Yes, it's good to be careful in these difficult financial times. But if your mental health is suffering, do something quickly. Even if it's taking a job for less pay. As long as you can pay your mortgage/rent/bills you'd be surprised at how much less you can live on. It is so much better to be happier with less money.

I should know. I am currently signed off with stress, 5 months P & very, very burnt out due to a combination of workload & politics. I am stuck for the time being as getting a job now will be too hard (who is going to hire a woman who is due in 4 months?) so I'm toughing it out on sick pay until I can go on ML. Not to mention that it's taken me 3 months just to start to feel better. Panic attacks, insomnia, no appetite, depressed, hopeless... I was in terrible shape.

I didn't walk away when I should have because I was holding out for maternity pay, but TTC took much longer than we expected & well, it all ended up going very very wrong.

If you are that unhappy, do something about it before you get too unwell or stressed out to manage your next move. The longer I left it, the more my confidence and ability to cope eroded.

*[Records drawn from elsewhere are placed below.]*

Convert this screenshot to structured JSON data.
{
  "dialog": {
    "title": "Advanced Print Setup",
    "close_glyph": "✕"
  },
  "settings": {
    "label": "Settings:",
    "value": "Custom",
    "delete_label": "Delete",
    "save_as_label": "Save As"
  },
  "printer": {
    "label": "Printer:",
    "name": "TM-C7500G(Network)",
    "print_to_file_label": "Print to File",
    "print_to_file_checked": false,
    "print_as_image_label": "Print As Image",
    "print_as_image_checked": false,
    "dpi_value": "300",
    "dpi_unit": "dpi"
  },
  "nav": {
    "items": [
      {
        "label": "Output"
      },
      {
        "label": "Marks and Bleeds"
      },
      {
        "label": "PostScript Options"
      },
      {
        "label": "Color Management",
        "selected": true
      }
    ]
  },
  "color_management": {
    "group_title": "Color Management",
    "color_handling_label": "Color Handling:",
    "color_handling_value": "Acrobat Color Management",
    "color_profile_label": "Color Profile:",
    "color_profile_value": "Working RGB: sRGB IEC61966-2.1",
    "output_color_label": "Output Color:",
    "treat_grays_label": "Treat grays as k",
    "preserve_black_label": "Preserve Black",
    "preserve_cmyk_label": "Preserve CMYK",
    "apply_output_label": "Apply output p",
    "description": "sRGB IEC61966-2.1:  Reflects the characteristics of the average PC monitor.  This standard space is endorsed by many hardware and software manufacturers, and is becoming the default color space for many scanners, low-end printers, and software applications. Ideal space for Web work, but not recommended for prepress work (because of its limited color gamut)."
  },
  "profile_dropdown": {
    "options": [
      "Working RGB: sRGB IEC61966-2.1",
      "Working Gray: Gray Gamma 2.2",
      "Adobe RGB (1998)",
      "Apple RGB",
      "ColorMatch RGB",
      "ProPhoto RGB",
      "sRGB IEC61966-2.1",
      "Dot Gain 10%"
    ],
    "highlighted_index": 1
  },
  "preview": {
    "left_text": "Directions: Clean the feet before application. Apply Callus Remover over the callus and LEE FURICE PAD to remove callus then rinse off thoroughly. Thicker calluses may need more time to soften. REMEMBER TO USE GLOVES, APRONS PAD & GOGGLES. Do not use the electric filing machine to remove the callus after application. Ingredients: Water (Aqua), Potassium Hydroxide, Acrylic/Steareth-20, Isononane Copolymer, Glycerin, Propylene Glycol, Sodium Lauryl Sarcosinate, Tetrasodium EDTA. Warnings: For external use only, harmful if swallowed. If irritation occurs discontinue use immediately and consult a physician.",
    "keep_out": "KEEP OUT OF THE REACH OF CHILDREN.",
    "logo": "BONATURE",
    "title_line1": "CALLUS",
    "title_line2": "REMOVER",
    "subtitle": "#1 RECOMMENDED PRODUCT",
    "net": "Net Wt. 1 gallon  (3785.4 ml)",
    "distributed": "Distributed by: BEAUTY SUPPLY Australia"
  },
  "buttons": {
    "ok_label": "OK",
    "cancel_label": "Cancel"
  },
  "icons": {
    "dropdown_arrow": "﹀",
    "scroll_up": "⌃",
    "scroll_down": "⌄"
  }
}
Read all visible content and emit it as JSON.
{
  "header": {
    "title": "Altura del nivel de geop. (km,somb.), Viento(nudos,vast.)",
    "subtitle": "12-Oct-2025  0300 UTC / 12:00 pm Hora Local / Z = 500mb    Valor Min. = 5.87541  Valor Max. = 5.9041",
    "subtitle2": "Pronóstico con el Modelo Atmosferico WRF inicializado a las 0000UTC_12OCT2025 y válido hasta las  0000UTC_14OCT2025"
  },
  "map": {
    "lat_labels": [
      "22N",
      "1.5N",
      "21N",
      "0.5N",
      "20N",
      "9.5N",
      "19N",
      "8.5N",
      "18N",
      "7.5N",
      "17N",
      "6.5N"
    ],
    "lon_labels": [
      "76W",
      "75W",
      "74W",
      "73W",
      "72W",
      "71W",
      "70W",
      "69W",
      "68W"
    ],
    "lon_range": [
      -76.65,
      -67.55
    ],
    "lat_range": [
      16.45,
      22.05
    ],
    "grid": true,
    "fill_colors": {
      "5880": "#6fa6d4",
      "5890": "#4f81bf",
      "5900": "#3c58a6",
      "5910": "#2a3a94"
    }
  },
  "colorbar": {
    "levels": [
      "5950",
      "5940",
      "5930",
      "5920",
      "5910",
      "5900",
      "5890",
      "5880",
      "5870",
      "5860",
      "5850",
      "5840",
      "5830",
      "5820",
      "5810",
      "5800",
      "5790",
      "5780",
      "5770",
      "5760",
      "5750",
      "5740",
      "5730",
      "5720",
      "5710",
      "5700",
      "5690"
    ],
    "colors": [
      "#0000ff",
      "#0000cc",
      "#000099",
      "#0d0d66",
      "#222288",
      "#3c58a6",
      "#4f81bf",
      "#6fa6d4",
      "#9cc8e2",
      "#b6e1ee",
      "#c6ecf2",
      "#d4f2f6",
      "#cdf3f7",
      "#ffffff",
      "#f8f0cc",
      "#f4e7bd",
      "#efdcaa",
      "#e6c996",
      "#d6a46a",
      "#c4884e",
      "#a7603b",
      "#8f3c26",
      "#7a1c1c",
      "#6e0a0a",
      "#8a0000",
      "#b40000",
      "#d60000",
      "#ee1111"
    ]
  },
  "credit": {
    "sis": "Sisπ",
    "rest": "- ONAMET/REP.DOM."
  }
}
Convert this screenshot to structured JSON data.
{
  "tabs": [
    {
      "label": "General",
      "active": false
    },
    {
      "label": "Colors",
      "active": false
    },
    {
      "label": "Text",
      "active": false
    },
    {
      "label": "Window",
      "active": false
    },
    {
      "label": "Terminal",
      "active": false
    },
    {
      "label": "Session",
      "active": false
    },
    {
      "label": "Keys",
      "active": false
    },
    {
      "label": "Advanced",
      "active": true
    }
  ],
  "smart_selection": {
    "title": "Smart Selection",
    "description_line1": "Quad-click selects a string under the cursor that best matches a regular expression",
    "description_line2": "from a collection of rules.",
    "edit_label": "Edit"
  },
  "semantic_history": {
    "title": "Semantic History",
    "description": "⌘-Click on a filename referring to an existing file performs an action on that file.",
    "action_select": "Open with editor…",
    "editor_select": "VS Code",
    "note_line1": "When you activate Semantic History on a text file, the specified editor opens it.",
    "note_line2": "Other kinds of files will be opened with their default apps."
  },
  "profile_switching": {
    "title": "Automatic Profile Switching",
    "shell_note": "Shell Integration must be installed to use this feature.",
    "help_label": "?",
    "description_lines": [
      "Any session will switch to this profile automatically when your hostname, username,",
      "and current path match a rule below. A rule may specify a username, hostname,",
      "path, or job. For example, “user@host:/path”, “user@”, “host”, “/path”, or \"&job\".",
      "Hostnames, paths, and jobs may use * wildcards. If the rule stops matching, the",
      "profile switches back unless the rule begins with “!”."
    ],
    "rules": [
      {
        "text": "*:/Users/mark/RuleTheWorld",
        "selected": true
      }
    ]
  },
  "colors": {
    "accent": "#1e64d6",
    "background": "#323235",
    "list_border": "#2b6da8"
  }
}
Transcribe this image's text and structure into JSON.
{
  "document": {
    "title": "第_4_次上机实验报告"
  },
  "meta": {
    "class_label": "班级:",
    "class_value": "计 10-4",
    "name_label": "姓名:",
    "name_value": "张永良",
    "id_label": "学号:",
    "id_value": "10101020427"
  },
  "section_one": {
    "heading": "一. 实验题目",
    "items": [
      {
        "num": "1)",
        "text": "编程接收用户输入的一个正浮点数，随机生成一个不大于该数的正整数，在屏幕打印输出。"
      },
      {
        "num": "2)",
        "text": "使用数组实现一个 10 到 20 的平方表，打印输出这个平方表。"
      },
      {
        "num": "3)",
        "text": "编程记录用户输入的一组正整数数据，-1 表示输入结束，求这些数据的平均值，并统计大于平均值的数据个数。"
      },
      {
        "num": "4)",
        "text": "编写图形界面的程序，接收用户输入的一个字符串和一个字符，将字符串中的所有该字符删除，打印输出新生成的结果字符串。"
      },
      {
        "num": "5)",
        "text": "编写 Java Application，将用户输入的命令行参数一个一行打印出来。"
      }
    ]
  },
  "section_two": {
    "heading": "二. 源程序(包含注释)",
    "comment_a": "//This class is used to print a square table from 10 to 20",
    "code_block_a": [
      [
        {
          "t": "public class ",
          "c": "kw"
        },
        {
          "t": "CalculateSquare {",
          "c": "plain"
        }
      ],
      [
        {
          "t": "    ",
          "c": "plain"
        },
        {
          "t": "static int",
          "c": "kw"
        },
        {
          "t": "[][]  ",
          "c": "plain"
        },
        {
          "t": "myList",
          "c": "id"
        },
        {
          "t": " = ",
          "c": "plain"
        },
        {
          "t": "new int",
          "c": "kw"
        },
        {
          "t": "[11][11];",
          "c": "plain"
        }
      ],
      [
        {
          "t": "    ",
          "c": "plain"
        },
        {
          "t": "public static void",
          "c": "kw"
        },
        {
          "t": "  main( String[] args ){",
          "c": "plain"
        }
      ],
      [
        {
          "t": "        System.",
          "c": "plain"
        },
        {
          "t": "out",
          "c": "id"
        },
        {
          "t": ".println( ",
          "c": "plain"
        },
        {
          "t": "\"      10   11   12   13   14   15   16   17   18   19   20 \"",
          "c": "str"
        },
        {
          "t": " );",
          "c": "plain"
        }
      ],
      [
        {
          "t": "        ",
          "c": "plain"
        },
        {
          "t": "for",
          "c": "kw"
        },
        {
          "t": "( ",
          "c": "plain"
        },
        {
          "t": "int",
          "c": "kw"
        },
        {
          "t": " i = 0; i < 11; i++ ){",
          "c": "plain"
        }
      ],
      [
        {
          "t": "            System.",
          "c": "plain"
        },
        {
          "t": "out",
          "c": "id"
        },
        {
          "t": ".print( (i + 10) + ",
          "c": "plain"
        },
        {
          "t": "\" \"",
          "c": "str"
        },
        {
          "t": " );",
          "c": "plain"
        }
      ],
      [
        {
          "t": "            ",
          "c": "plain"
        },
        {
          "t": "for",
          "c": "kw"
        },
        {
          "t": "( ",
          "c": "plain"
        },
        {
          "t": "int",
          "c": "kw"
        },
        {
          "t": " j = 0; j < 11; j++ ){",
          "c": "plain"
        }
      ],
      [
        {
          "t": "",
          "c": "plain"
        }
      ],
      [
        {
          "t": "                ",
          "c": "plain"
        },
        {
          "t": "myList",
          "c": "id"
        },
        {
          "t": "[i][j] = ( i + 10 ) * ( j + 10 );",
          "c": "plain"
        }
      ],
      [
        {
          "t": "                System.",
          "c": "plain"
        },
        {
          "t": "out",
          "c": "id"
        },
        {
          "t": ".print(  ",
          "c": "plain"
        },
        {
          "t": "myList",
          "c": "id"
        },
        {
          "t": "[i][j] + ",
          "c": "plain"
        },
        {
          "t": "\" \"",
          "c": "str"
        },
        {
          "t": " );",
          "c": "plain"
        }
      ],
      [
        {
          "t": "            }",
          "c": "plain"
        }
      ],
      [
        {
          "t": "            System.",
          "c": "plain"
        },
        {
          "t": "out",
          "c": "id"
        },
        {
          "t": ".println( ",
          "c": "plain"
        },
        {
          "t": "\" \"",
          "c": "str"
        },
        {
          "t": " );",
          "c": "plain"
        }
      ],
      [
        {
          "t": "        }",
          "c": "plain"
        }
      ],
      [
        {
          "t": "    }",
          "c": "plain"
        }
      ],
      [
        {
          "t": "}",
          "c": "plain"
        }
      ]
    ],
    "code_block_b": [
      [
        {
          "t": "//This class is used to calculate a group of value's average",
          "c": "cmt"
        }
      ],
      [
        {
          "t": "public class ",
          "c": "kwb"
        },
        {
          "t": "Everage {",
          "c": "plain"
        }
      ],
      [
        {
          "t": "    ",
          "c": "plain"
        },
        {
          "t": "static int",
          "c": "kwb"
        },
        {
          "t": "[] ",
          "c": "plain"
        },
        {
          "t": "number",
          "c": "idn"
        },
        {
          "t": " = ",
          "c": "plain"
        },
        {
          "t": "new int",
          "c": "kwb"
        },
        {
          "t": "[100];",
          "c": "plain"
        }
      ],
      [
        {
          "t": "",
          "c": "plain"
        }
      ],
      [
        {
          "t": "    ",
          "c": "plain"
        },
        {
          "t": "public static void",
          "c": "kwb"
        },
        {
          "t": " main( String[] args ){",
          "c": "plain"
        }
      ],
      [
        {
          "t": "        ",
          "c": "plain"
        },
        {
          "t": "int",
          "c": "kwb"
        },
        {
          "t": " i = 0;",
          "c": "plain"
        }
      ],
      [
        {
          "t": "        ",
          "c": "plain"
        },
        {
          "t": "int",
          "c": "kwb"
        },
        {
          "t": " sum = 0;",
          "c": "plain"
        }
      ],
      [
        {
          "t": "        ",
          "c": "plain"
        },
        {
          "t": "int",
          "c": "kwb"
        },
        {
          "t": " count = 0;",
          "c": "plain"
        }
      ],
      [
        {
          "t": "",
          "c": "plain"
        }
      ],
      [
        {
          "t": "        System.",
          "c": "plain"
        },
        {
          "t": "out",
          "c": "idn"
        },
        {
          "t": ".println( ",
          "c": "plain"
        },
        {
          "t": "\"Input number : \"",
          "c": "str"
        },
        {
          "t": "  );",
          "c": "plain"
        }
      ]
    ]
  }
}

NestaFiesta · 07/02/2011 09:51

If colleagues make your job so impossible that you see no option but to resign, then you could have a case for constructive dismissal. A diary is a good idea, so keep doing that. HR is your friend

If not, lump it, its good money, grin and bear it whilst looking for soemthing else. On your last day before starting your next job you can tell everyone why you're leaving and feel very satisfied.